Daryl Homer, a silver medalist in sword fencing at the 2016 Games, hopes to make his third Olympic appearance. He was one of three competitors in Tokyo who modeled the AP closing uniforms at the Polo Ralph Lauren store in Manhattan’s SoHo district.

The Olympic delay, said Homer, 30, was sometimes harsh, with a year of competition.

“I feel pretty ready,” he said. “I’m just getting ready as best I can, given the situation. I’m just happy that there will be Games.”

Homer, who lived in Harlem during the pandemic, used his downtime to be “a normal person and went a little outside of sports. I read, I took walks, I ran, I tried to stay in good shape. be present where I was. “

Jordol Barratt, a native of Honolulu who now lives in San Diego, was also on hand to show off the uniforms. The skateboarder, who hopes to make the Olympic team for the first time now that her sport has been added, said: “Everything is starting to feel real in the last month or so. It feels much more real and much more stressful.”

The 22-year-old has a national team, a pro tour stop and a world championship to go before the Olympics, without competition from November 2019.

“Great things have been done for women’s skateboarding. It’s a very male-dominated sport,” said Barratt, a park skateboarder, about his dog’s Olympic sign.

And Barratt is delighted with the chance to head to Tokyo with her childhood friend, fellow skateboarder, Olympic competitor and 2019 world champion Heimana Reynolds, originally from Honolulu, who moved to San Diego in November 2019, before the shot pandemic.

“We were probably 8 or 9 years old, we only saw her at the skatepark and we constantly skated together,” said Reynolds, also 22 years old and a skateboarder in the park. “We never really thought we would be so far in skateboarding. It’s really cool that I went from childhood skate friends to traveling around the world and competing in it now.
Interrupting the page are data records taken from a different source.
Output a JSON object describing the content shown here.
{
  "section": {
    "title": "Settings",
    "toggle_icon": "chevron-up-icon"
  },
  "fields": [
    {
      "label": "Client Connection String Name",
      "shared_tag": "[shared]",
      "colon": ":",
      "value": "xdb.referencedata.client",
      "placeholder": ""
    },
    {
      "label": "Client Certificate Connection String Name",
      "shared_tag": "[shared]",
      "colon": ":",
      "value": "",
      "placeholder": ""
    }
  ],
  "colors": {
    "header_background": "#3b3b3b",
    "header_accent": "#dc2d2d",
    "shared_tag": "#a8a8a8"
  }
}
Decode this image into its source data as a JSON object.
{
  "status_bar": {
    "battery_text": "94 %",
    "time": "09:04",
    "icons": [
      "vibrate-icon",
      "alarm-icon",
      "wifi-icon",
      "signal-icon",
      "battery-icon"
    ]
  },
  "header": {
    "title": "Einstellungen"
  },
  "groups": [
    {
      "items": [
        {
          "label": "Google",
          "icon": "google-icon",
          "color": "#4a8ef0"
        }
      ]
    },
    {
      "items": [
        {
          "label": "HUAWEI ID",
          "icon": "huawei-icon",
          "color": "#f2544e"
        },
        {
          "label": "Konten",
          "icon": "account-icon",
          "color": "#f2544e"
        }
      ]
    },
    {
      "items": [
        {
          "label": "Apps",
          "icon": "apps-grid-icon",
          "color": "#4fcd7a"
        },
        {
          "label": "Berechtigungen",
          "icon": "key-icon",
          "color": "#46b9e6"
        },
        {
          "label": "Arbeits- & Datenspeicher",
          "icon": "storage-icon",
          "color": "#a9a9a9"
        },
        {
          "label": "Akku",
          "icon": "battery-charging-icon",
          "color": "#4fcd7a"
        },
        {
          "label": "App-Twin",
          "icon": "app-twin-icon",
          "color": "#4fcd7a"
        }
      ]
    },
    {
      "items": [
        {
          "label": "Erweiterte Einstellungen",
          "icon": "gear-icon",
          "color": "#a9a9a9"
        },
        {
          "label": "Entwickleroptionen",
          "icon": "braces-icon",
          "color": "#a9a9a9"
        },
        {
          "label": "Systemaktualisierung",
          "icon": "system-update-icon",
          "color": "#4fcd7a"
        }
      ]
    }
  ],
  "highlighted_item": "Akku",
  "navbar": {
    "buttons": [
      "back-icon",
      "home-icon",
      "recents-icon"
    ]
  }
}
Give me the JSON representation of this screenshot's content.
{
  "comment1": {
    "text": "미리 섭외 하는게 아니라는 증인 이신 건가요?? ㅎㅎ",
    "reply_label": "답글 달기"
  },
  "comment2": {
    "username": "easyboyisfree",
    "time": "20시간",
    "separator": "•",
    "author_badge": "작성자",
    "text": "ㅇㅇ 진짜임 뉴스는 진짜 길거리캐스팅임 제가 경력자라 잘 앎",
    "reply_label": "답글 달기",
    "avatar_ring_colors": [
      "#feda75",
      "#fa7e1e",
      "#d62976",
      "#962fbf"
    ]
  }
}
“It was probably the first skateboarder I’d ever seen,” he said. “I thought, ‘Wow, it’s really cool that there are girls skating.’

Reynolds, Barratt joked, was the “good-looking baby” growing up.

Lauren mentioned that the Olympic Games will be the first time since the pandemic started when “the world came back together”. He called the Games an “exit party” with “the feeling of hope we all need in our lives right now.”

Like other Olympic fans, Lauren is disappointed that she no longer participates in the Tokyo Games. The organizers have decided that spectators from abroad will not be allowed. He participated in the opening ceremonies of the Olympic Games in Beijing, Vancouver, London and Atlanta.

“It’s one of the great experiences of my life, to see all these teams coming together, to see the energy. It’s like you’ve never seen it before,” he said. “When you’re there in person, it’s electric.

“There is a feeling,” he said, “that we are all one.”